Daniel dirige em alta velocidade. Enquanto que com a mão esquerda ele guia o veículo, com a direita ele segura uma garrafa de bebida que acabou de comprar em uma loja de conveniência, e toma o líquido como se o conteúdo alcoólico fosse água. Repetia o gesto de segundo em segundo e fazia a mesma careta depois de todas as goladas. Apesar da bebida descer rasgando seu peito ele não se incomoda, pois é justamente a sensação que o agrada.

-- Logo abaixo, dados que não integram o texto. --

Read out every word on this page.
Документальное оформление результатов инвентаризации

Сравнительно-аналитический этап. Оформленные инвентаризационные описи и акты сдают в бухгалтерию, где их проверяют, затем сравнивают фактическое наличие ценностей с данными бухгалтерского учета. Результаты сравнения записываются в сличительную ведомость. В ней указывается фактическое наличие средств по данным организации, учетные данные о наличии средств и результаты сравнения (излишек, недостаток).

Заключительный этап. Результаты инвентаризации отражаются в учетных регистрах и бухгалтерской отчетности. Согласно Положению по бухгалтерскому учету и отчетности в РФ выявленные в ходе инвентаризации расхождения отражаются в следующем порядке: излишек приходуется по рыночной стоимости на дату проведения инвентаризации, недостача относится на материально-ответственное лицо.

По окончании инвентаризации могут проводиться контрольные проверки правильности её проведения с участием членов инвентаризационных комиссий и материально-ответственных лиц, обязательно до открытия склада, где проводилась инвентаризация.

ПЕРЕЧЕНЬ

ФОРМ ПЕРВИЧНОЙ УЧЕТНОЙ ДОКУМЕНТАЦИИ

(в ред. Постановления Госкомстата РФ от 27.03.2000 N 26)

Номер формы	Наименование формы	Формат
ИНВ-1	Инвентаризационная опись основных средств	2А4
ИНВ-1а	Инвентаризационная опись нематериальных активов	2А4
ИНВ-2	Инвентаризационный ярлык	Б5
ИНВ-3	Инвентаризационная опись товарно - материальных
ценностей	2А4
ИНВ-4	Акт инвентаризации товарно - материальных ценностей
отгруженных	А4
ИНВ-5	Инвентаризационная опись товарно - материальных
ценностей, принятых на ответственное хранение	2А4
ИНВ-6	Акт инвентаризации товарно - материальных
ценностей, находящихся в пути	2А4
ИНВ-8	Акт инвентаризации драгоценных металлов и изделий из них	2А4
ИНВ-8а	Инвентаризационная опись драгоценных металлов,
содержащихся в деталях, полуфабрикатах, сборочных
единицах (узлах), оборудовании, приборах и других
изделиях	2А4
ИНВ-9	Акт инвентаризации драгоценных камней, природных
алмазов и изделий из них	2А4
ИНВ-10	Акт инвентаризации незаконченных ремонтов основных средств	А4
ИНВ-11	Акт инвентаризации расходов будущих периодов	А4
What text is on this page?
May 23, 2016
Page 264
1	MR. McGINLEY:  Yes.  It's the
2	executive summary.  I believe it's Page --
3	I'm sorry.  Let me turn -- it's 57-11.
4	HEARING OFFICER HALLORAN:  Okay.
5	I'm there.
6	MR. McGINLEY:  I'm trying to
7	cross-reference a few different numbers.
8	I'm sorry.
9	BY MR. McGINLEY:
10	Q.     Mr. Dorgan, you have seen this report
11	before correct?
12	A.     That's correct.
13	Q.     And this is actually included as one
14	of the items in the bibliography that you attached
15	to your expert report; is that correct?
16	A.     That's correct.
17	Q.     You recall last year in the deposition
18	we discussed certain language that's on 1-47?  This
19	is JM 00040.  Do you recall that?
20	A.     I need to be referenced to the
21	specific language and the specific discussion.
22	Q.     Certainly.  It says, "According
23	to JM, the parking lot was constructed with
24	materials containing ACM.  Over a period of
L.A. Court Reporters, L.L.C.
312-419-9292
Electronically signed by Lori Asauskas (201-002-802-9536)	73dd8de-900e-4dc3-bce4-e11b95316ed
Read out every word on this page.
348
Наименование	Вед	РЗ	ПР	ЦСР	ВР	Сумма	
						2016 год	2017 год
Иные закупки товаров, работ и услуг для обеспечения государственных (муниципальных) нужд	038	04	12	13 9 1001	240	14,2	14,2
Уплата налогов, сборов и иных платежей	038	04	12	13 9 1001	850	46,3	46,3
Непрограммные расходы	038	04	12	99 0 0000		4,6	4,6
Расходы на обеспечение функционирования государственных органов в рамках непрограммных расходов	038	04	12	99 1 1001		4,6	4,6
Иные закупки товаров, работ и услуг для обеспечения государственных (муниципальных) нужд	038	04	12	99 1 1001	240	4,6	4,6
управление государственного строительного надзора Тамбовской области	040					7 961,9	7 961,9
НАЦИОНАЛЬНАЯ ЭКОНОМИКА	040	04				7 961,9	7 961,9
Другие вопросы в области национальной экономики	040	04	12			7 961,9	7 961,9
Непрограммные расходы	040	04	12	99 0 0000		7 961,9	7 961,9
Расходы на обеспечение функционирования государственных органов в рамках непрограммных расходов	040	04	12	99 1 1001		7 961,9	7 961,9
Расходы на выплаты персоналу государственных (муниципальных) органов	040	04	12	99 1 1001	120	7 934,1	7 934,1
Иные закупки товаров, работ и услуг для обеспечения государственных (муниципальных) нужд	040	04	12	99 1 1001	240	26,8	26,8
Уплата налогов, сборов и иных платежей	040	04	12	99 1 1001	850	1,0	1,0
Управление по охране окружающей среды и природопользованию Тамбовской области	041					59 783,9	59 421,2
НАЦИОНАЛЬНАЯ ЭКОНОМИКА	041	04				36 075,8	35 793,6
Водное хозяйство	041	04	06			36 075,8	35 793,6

O vento gelado entra pela janela e refresca seu rosto. Sua camisa amarrotada e suja de álcool denuncia que o dia não havia sido bom.

Daniel puxa a gola de sua gravata sem tirar os olhos da estrada. Ele movimenta seu pescoço de um lado para o outro tentando facilitar a retirada do tecido. Após conseguir, ele respira fundo sentindo uma sensação de alívio. Tirar aquela gravata era como tirar uma coleira. Uma que o prendeu durante todos esses anos que trabalhou no local. Lugar que apesar de não ser o seu preferido, era o que ele tirava seu sustento.

Anos e anos aguentando toda àquela má educação dos clientes, àquele povo fofoqueiro, àquele patrão insuportável que ele sempre puxava o saco com o objetivo que um dia, aquilo servisse pra alguma coisa, mas não serviu. O cargo de gerente que Daniel tanto esperava receber foi dado a outra pessoa, Michelle Rodrigues. A vagabunda que entrou a pouco menos de um ano e provavelmente só conseguiu porque estava tendo um caso com Charles, seu chefe. Esse era seu grande mérito, dar para Charles. Até ele daria se pudesse, melhor que trabalhar duro tantos anos pra nada. Durante 10 anos de sua vida, foi só isso que ele fez, perdeu tempo.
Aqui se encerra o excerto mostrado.